Few have deigned to ask the authorities the reason for this runaway growth in prices. The latter's only tepid response is that India is paying the price for its past sins (the "previous Government"). But the truth of the matter is that the APM (Administered Pricing Mechanism) has been long, long gone and prices should hence be coming down dramatically, as global crude prices are well below historic highs. Further, last week's OPEC (Oil Producing and Exporting Countries) ceasefire and the resultant increased output should, in sensibility, lead to significantly lower fuel prices. Will that happen? Your guess is as good as mine.

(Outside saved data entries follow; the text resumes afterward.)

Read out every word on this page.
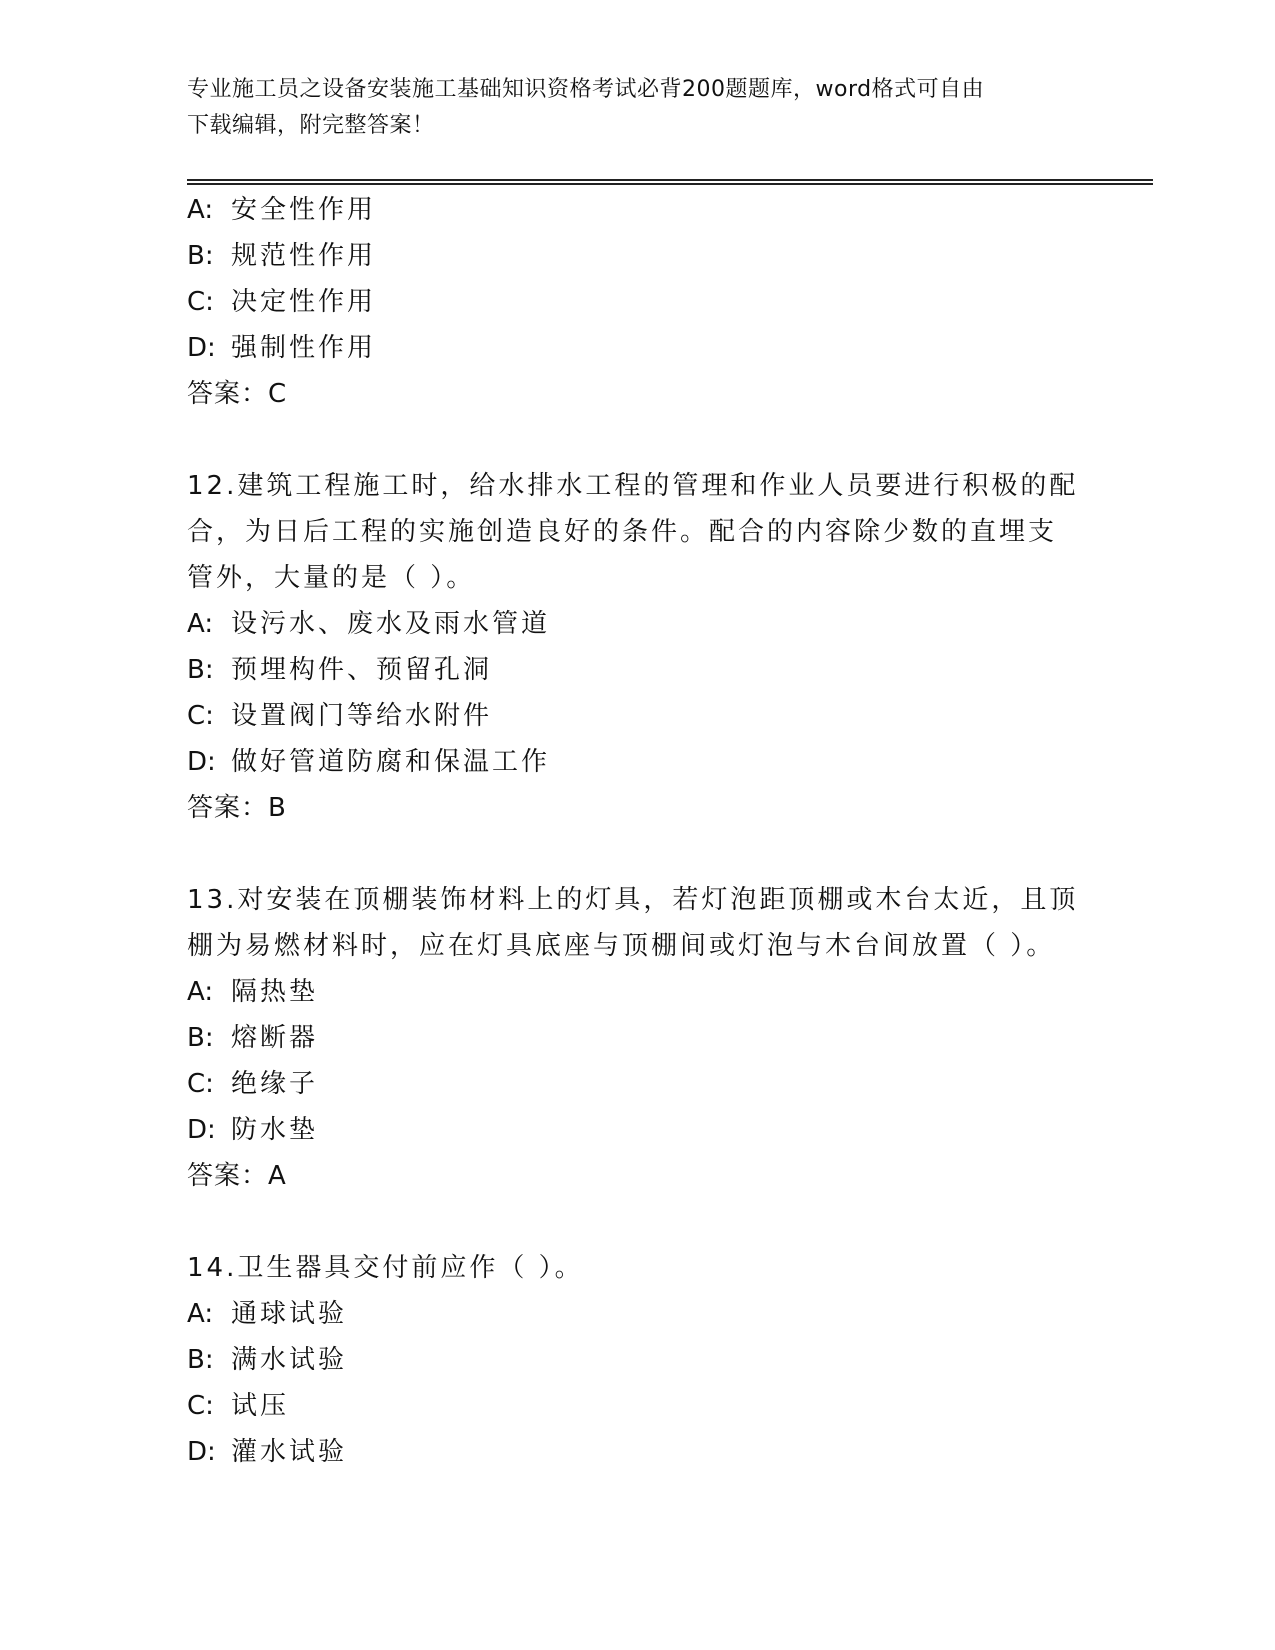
专业施工员之设备安装施工基础知识资格考试必背200题题库，word格式可自由
下载编辑，附完整答案！
A: 安全性作用
B: 规范性作用
C: 决定性作用
D: 强制性作用
答案：C
12.建筑工程施工时，给水排水工程的管理和作业人员要进行积极的配
合，为日后工程的实施创造良好的条件。配合的内容除少数的直埋支
管外，大量的是（ ）。
A: 设污水、废水及雨水管道
B: 预埋构件、预留孔洞
C: 设置阀门等给水附件
D: 做好管道防腐和保温工作
答案：B
13.对安装在顶棚装饰材料上的灯具，若灯泡距顶棚或木台太近，且顶
棚为易燃材料时，应在灯具底座与顶棚间或灯泡与木台间放置（ ）。
A: 隔热垫
B: 熔断器
C: 绝缘子
D: 防水垫
答案：A
14.卫生器具交付前应作（ ）。
A: 通球试验
B: 满水试验
C: 试压
D: 灌水试验
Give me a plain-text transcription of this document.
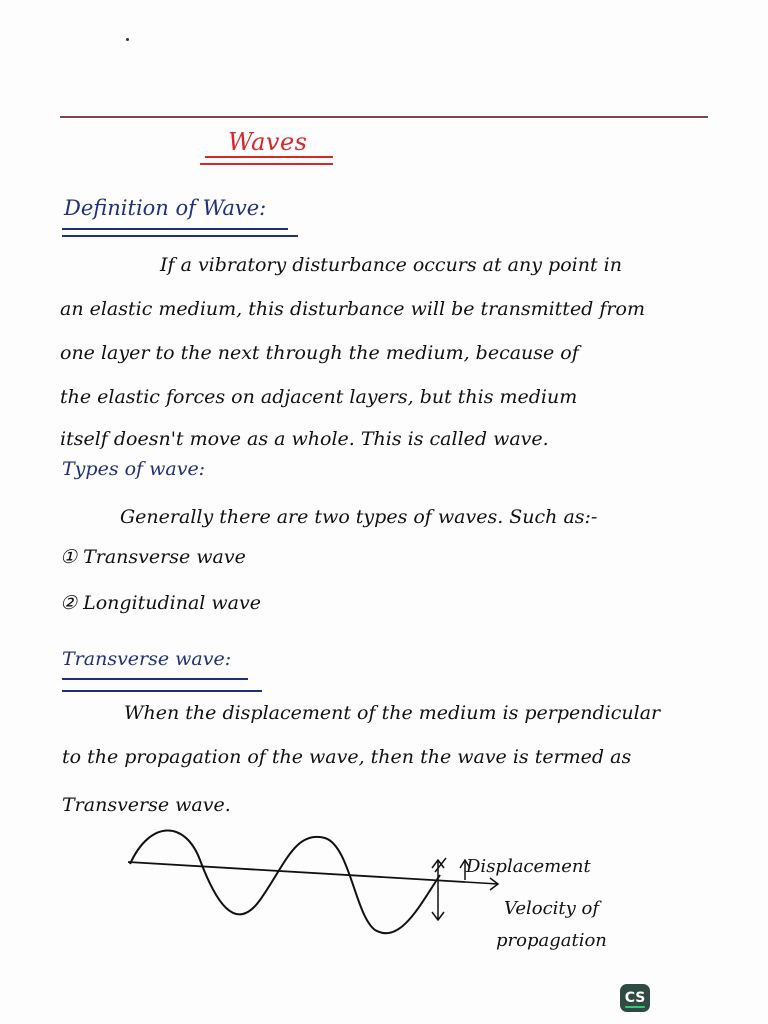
Waves
Definition of Wave:
If a vibratory disturbance occurs at any point in
an elastic medium, this disturbance will be transmitted from
one layer to the next through the medium, because of
the elastic forces on adjacent layers, but this medium
itself doesn't move as a whole. This is called wave.
Types of wave:
Generally there are two types of waves. Such as:-
① Transverse wave
② Longitudinal wave
Transverse wave:
When the displacement of the medium is perpendicular
to the propagation of the wave, then the wave is termed as
Transverse wave.
Displacement
Velocity of
propagation
CS
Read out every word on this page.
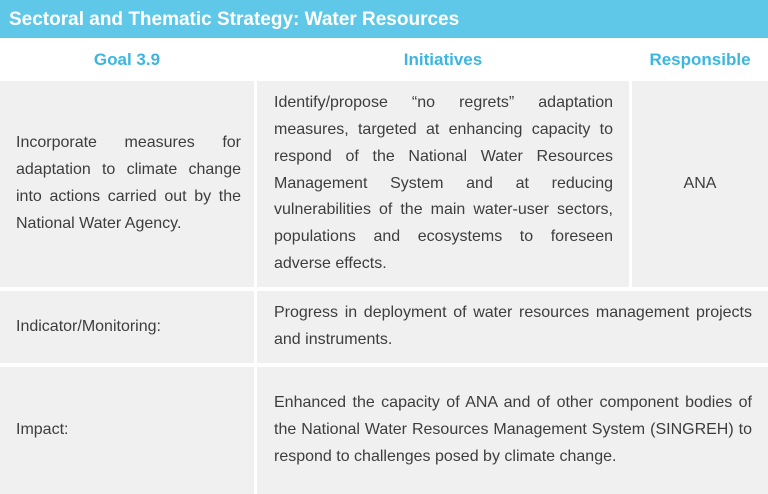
Sectoral and Thematic Strategy: Water Resources
Goal 3.9	Initiatives	Responsible
Incorporate measures for adaptation to climate change into actions carried out by the National Water Agency.
Identify/propose “no regrets” adaptation measures, targeted at enhancing capacity to respond of the National Water Resources Management System and at reducing vulnerabilities of the main water-user sectors, populations and ecosystems to foreseen adverse effects.
ANA
Indicator/Monitoring:
Progress in deployment of water resources management projects and instruments.
Impact:
Enhanced the capacity of ANA and of other component bodies of the National Water Resources Management System (SINGREH) to respond to challenges posed by climate change.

Finally, I don't like mustard oil because my mother never used it, but let's talk about it anyway. Prices are nearly 100 per cent higher than they were a year back; for no visible reason, except that fuel prices might be leading to increased transportation costs. And then we have reports that people are cutting down on spends on food and healthcare to pay fuel and edible oil expenses – where are we headed? Et tu, again?

Watergate, Phonegate

Year 1972 it was when then US President Richard Nixon was accused of tapping the communications devices of political opponents; thus was born Watergate. None less than The New York Times screamed in its headline on March 2, 1974 – 'US Federal Grand Jury Indicts 7 Nixon Aides on Charges of Conspiracy on Watergate; Haldeman, Ehrlichman, Mitchell on List'. Nixon eventually quit office and Gerald Ford assumed office on August 9, 1974.

So much for the United States… Just shy of 50 years into the future, media reports from 80 international publications now allege that India's top politicians may have done the same. The reports, including some scathing ones from The Wire, allege that mobile phones of politicians, businesspersons, the judiciary and lobbyists (and cooks and gardeners attached to these big-shots) were compromised and monitored at critically-crucial times – such as pre-elections, post-debriefings, pre-mergers and through other snowstorms and cataclysms.

If true, this is unreal. This is my India, a land of padharo mharo des and atithi devo bhava. We do not surreptitiously and systemically deal out below-the-belt treatments and hit you where it really hurts. We do not spy on what you do in bedrooms and bathrooms, WhatsApp and Telegram, right?! Or do we?

Something has gone very wrong in my country.

Net net, tis not good

At last count, 135 crore people (or is it 139 crore?) are being divided right across the middle over the issue at hand and that's a muddle. Am I wrong? Yes. That's because 80 crore people are being provided a handout by the authorities – free foodgrain and rations because they cannot fend for themselves; that's the Government's own announcement. At best, then, we are left with 55 crore-plus people who are wondering what has hit them right between the legs. But even 55 crore stupefied Indians make for more than the population of the United States and Canada combined. Those are mostly cold states. Let's not be cold with our own, and we are reaching the threshold. Crossing it may be a mistake, especially for those who want to remain in power. Et tu?